Nonostante 8 gol in 4 giorni, il prato dell’Olimpico non partorisce germogli ma funghi velenosi. A trecentosessantacinque giorni esatti dall’intervista alla Rai che un anno fa fece esplodere il caso Totti, Spalletti apre il fascicolo Totti-bis. Legando a filo doppio il proprio futuro a quello del capitano. «Io non voglio che Totti smetta con me. Se lo fanno smettere io vado via, pure se faccio il triplete»: le sue parole sono un tuono che gela la sala stampa cancellando dagli occhi di tutti, pure dei tifosi romanisti, il 4-1 al Torino, il 29° gol stagionale di Dzeko, la decima vittoria nelle ultime undici gare. E riavvolge indietro di un anno la storia della Roma. La città s’è già spaccata: per i maligni, l’allenatore che ha deciso di scappare dalla città, dalla stampa “antipatica”, ha trovato nell’addio al calcio del capitano l’alibi perfetto. La sua exit strategy. Per altri, è la conseguenza delle pressioni tottiste, di chi più che per la squadra tifa per il suo capitano. Estenuando chi – come un allenatore – deve pensare non a uno ma a tutti.
La storia s’annoda allora come un serpente che mangia se stesso. Totti sta pensando seriamente di smettere, per la prima volta in 40 anni. Ma se lo facesse, la Roma perderebbe pure il suo tecnico. Che continua a mettere paletti per la sua permanenza. E in poche ore passa da «Resto se vinco» a «Non resto nemmeno se vinco, se Totti smette». Una manetta sul futuro. Il contratto in scadenza del capitano gli ronza in testa, ne parla da mesi e in una volta esce fuori senza che nemmeno gliene chiedano. «Con il solo Totti non si vince – dice Spalletti – la soluzione non è Totti ma averne 18 o 20 come lui». Sembra quasi mandare un messaggio alla società, come quando dice: «Se lo fanno smettere…».
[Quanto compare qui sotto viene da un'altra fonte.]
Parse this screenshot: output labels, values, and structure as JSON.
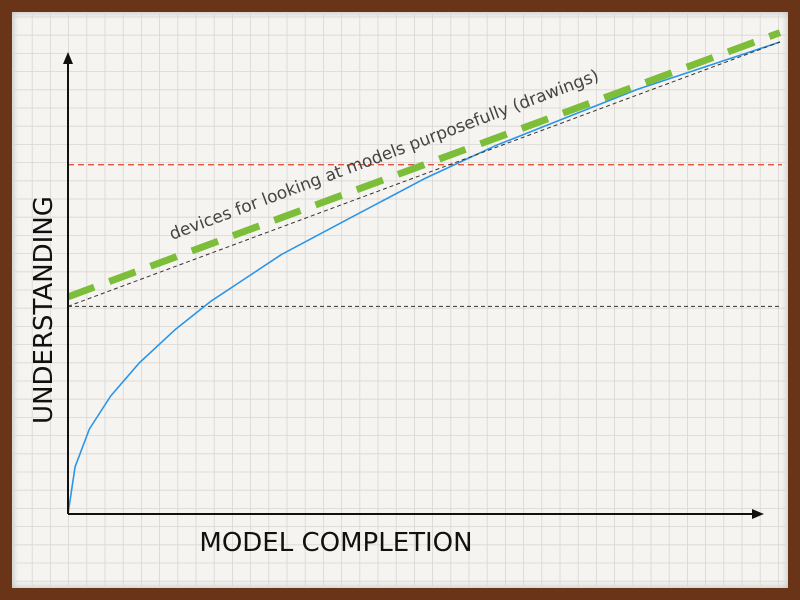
{
  "colors": {
    "frame": "#6a3418",
    "paper": "#f6f4f0",
    "grid": "#d9d6d2",
    "axis": "#111111",
    "curve": "#2b95e8",
    "dashed_green": "#7cbd3a",
    "dashed_red": "#e2553c",
    "dashed_black": "#333333"
  },
  "chart_data": {
    "type": "line",
    "title": "",
    "xlabel": "MODEL COMPLETION",
    "ylabel": "UNDERSTANDING",
    "xlim": [
      0,
      1
    ],
    "ylim": [
      0,
      1
    ],
    "grid": true,
    "tick_labels": "none",
    "annotation": "devices for looking at models purposefully (drawings)",
    "series": [
      {
        "style": "solid",
        "color": "#2b95e8",
        "x": [
          0,
          0.01,
          0.03,
          0.06,
          0.1,
          0.15,
          0.2,
          0.25,
          0.3,
          0.4,
          0.5,
          0.6,
          0.7,
          0.8,
          0.9,
          1.0
        ],
        "y": [
          0,
          0.1,
          0.18,
          0.25,
          0.32,
          0.39,
          0.45,
          0.5,
          0.55,
          0.63,
          0.71,
          0.78,
          0.84,
          0.9,
          0.95,
          1.0
        ]
      },
      {
        "style": "thick-dash",
        "color": "#7cbd3a",
        "x": [
          0,
          1.0
        ],
        "y": [
          0.46,
          1.02
        ]
      },
      {
        "style": "thin-dash",
        "color": "#333333",
        "x": [
          0,
          1.0
        ],
        "y": [
          0.44,
          1.0
        ]
      }
    ],
    "reference_lines": [
      {
        "orientation": "horizontal",
        "y": 0.74,
        "color": "#e2553c",
        "style": "dashed"
      },
      {
        "orientation": "horizontal",
        "y": 0.44,
        "color": "#333333",
        "style": "dashed"
      }
    ]
  }
}
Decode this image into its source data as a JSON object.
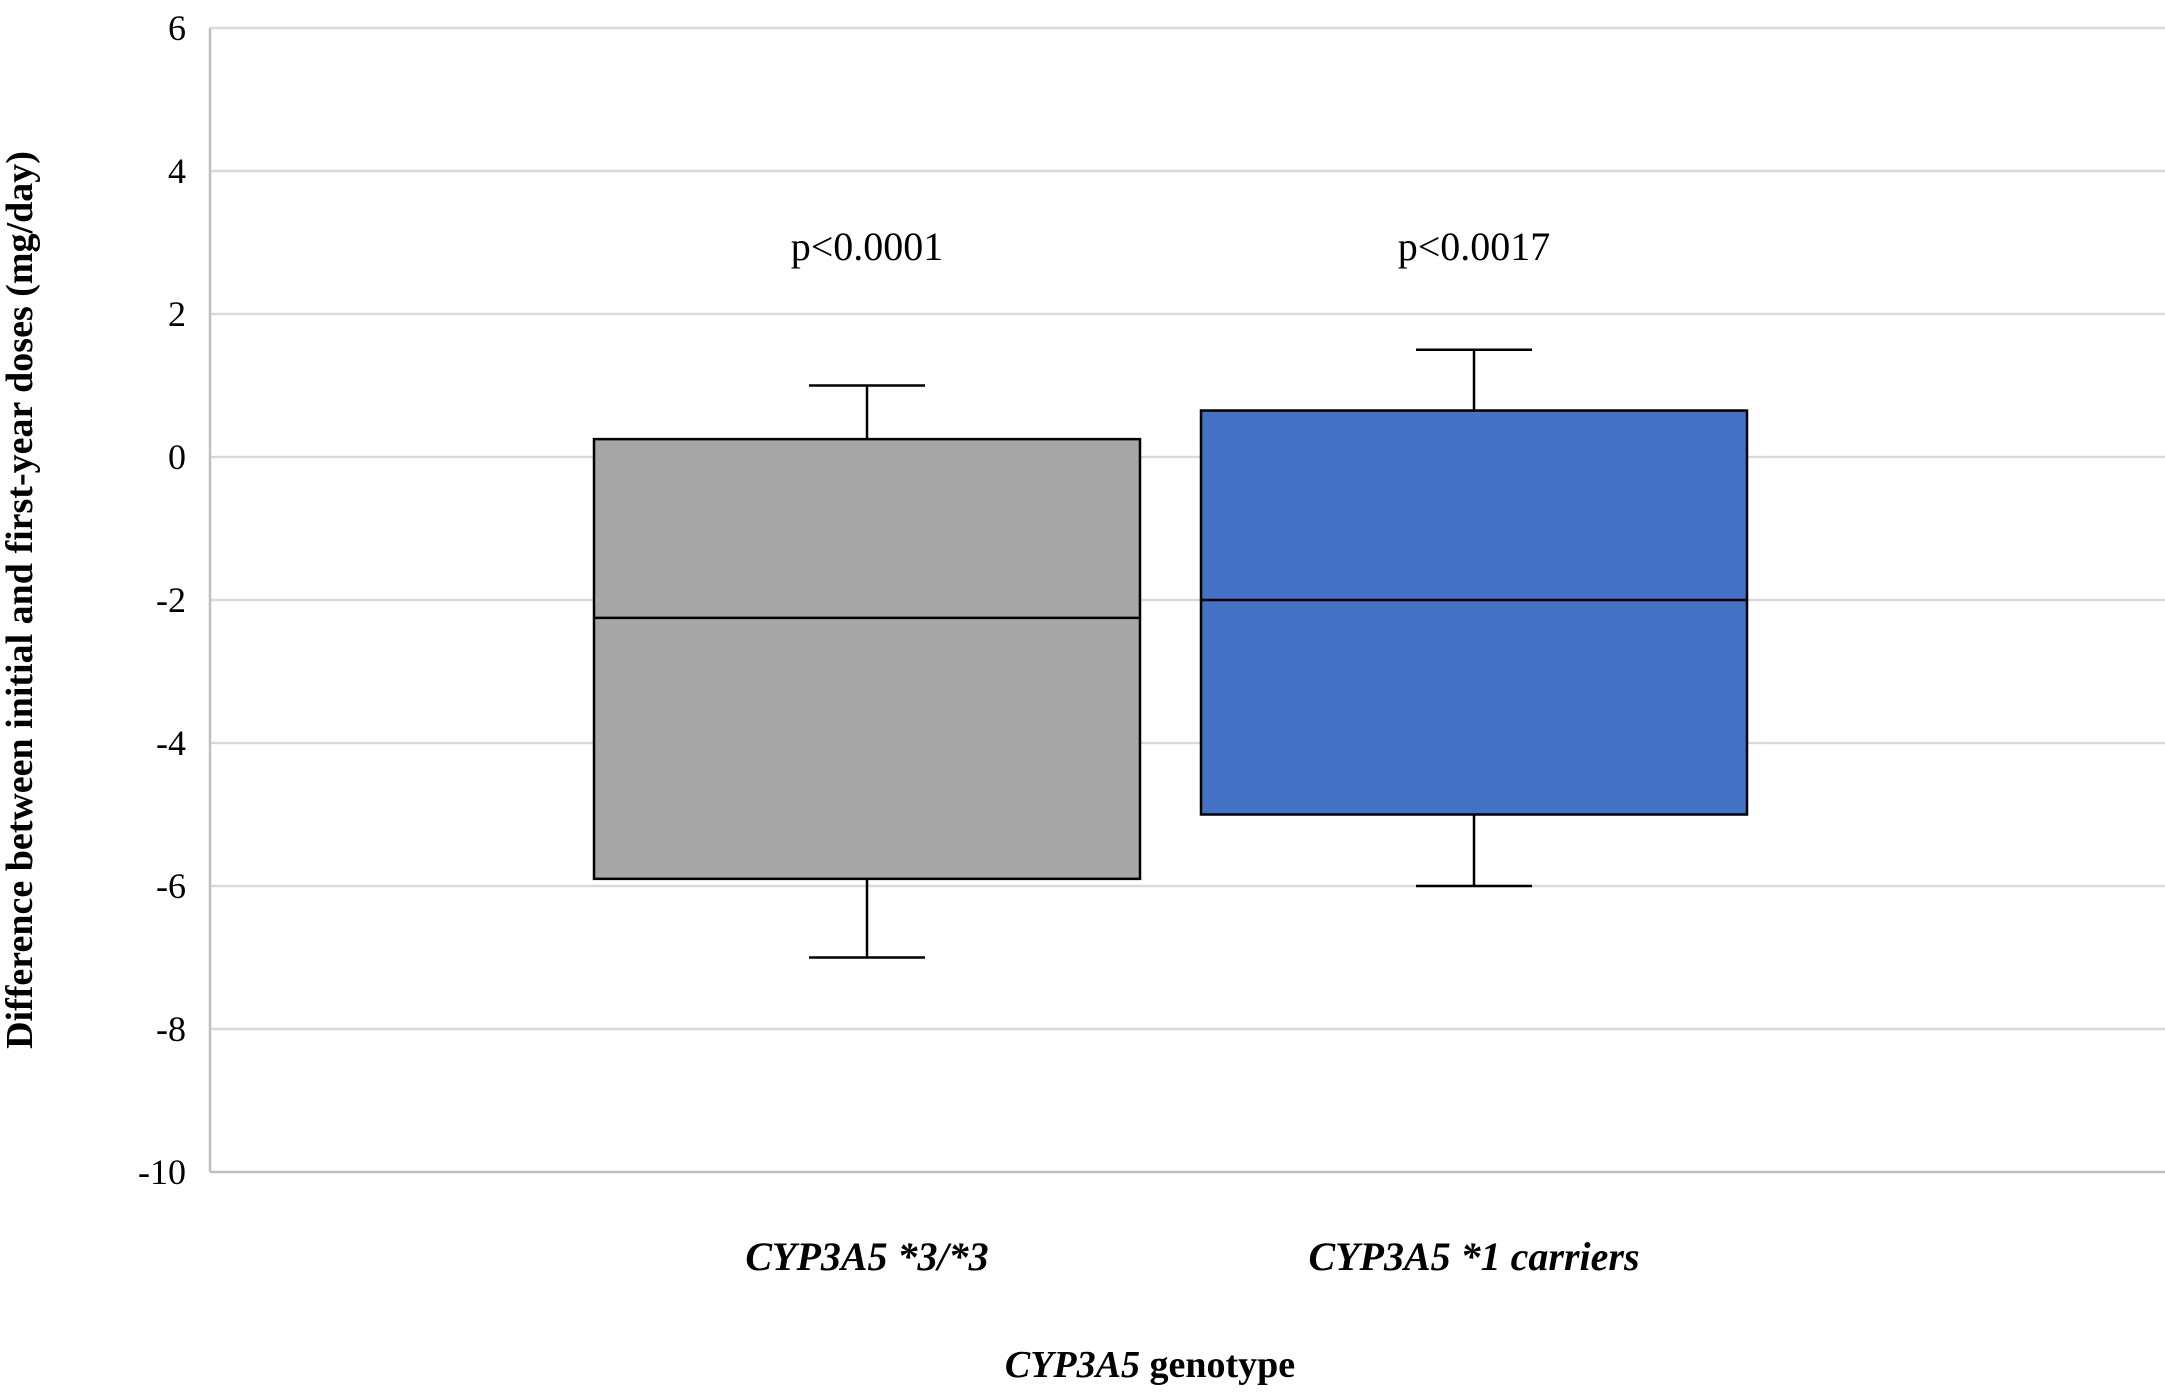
{
  "chart_data": {
    "type": "box",
    "xlabel": {
      "italic": "CYP3A5",
      "rest": " genotype"
    },
    "ylabel": "Difference between initial and first-year doses (mg/day)",
    "ylim": [
      -10,
      6
    ],
    "yticks": [
      6,
      4,
      2,
      0,
      -2,
      -4,
      -6,
      -8,
      -10
    ],
    "ytick_labels": [
      "6",
      "4",
      "2",
      "0",
      "-2",
      "-4",
      "-6",
      "-8",
      "-10"
    ],
    "grid": true,
    "categories": [
      "CYP3A5 *3/*3",
      "CYP3A5 *1 carriers"
    ],
    "boxes": [
      {
        "category": "CYP3A5 *3/*3",
        "min": -7,
        "q1": -5.9,
        "median": -2.25,
        "q3": 0.25,
        "max": 1,
        "color": "#a6a6a6",
        "annotation": "p<0.0001"
      },
      {
        "category": "CYP3A5 *1 carriers",
        "min": -6,
        "q1": -5,
        "median": -2,
        "q3": 0.65,
        "max": 1.5,
        "color": "#4472c4",
        "annotation": "p<0.0017"
      }
    ]
  }
}
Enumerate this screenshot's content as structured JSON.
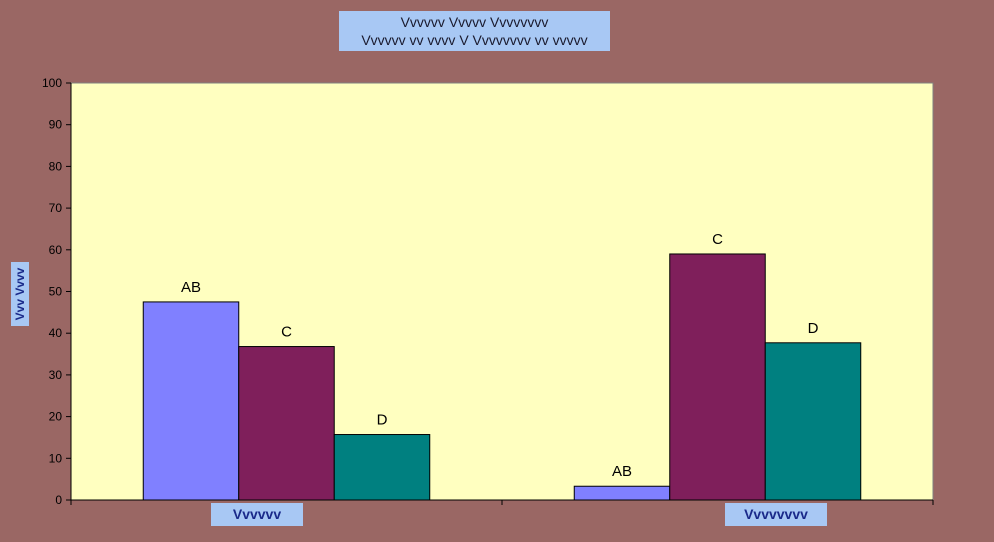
{
  "chart_data": {
    "type": "bar",
    "title": "Vvvvvv Vvvvv Vvvvvvvv",
    "subtitle": "Vvvvvv vv vvvv V Vvvvvvvv vv vvvvv",
    "ylabel": "Vvv Vvvv",
    "xlabel": "",
    "categories": [
      "Vvvvvv",
      "Vvvvvvvv"
    ],
    "ylim": [
      0,
      100
    ],
    "yticks": [
      0,
      10,
      20,
      30,
      40,
      50,
      60,
      70,
      80,
      90,
      100
    ],
    "grid": false,
    "plot_background": "#ffffc0",
    "series": [
      {
        "name": "AB",
        "color": "#8080ff",
        "values": [
          47.5,
          3.3
        ],
        "labels": [
          "AB",
          "AB"
        ]
      },
      {
        "name": "C",
        "color": "#7f1f5b",
        "values": [
          36.8,
          59.0
        ],
        "labels": [
          "C",
          "C"
        ]
      },
      {
        "name": "D",
        "color": "#008080",
        "values": [
          15.7,
          37.7
        ],
        "labels": [
          "D",
          "D"
        ]
      }
    ]
  }
}
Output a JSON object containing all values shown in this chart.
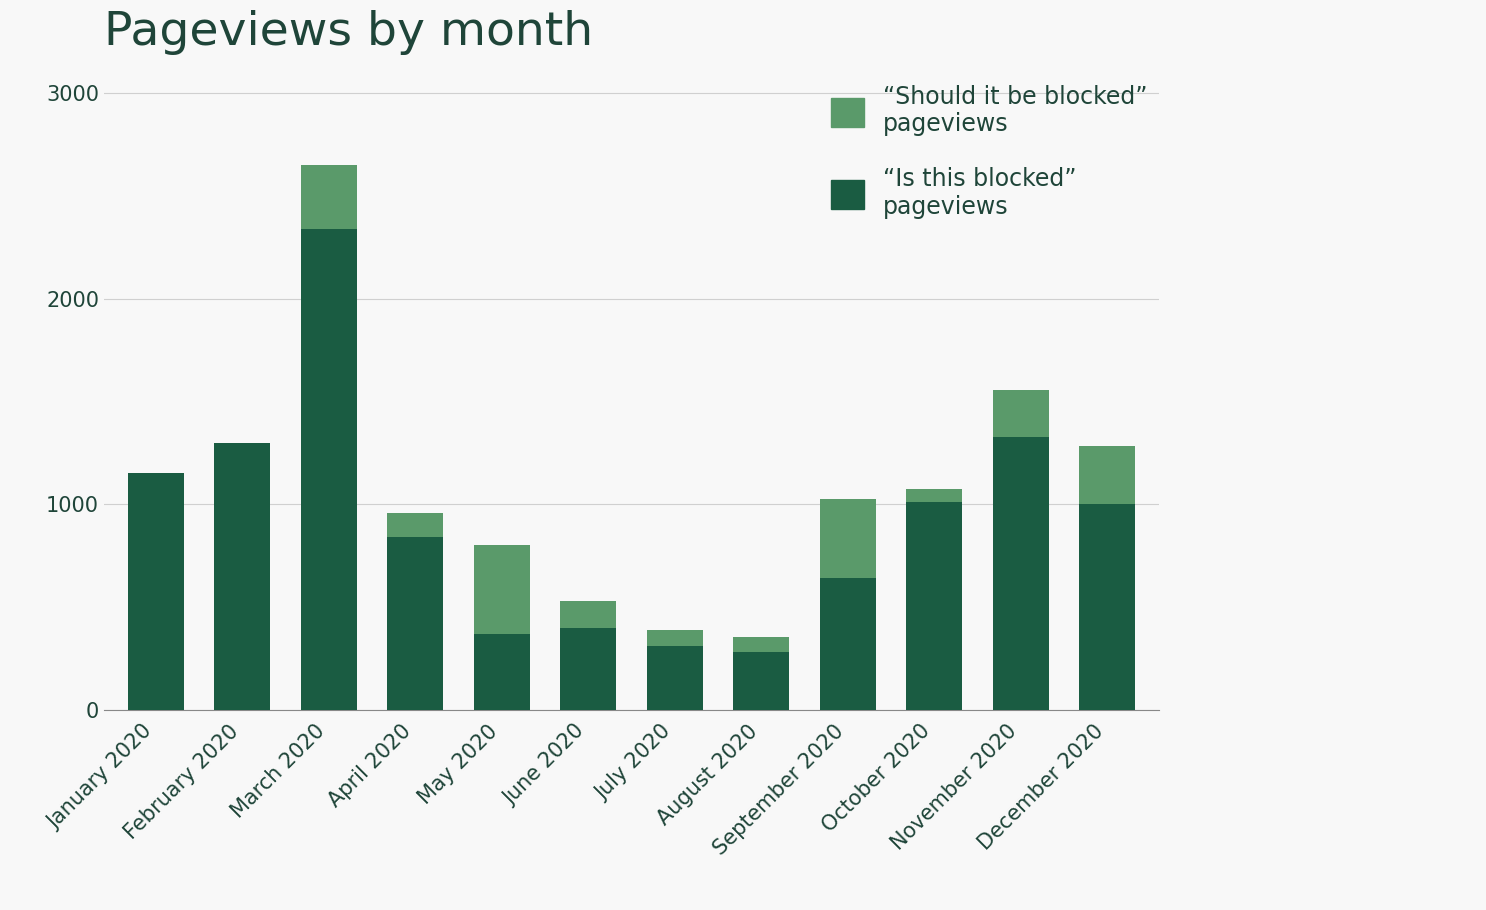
{
  "title": "Pageviews by month",
  "months": [
    "January 2020",
    "February 2020",
    "March 2020",
    "April 2020",
    "May 2020",
    "June 2020",
    "July 2020",
    "August 2020",
    "September 2020",
    "October 2020",
    "November 2020",
    "December 2020"
  ],
  "should_blocked": [
    0,
    0,
    310,
    120,
    430,
    130,
    80,
    75,
    385,
    65,
    225,
    285
  ],
  "is_blocked": [
    1150,
    1300,
    2340,
    840,
    370,
    400,
    310,
    280,
    640,
    1010,
    1330,
    1000
  ],
  "color_should": "#5a9a6a",
  "color_is": "#1a5c42",
  "title_color": "#1f4539",
  "label_color": "#1f4539",
  "axis_color": "#cccccc",
  "background_color": "#f8f8f8",
  "ylim": [
    0,
    3100
  ],
  "yticks": [
    0,
    1000,
    2000,
    3000
  ],
  "legend_label_should": "“Should it be blocked”\npageviews",
  "legend_label_is": "“Is this blocked”\npageviews",
  "title_fontsize": 34,
  "tick_fontsize": 15,
  "legend_fontsize": 17,
  "bar_width": 0.65
}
Ma cos’è che fa esplodere l’umore di Spalletti intorno al nome del suo capitano dopo una settimana come questa, con gli ottavi d’Europa League ipotecati in trasferta e l’insidioso Torino liquidato in 17 minuti? Fingendo di dimenticare il passato recentissimo, gli attacchi reciproci del campionato scorso, si può solo provare a ipotizzarlo. La battuta di Totti al momento di entrare in campo («Mancano sette minuti… ») non basta di certo. Né il tempo che aveva impiegato a svestirsi, poco apprezzato da Spalletti che gli aveva rivolto un tiepido «fai in fretta». Forse i fischi del pubblico alla squadra che giocava il pallone, anziché metterlo fuori per favorire l’ingresso del numero 10 che aspettava a bordocampo. Quasi un prologo di cosa potrebbe succedere a fine stagione: con l’addio al calcio del capitano, quanti in questa città spezzata punterebbero l’indice contro il tecnico che lo tiene in panchina?
Non è un caso che Spalletti ribadisca ogni volta che ne ha l’occasione che per restare vuole un titolo: vincere, in una città come Roma, garantisce credito inesauribile e la certezza di poter lavorare senza essere discusso settimanalmente. E’ capitato a Capello dopo lo scudetto. E a nessun altro. Spalletti allora lo ribadisce: «O vinci o hai perso. E se si perde si va a casa…». Chiarissimo: eppure il futuro sembra sempre più opaco.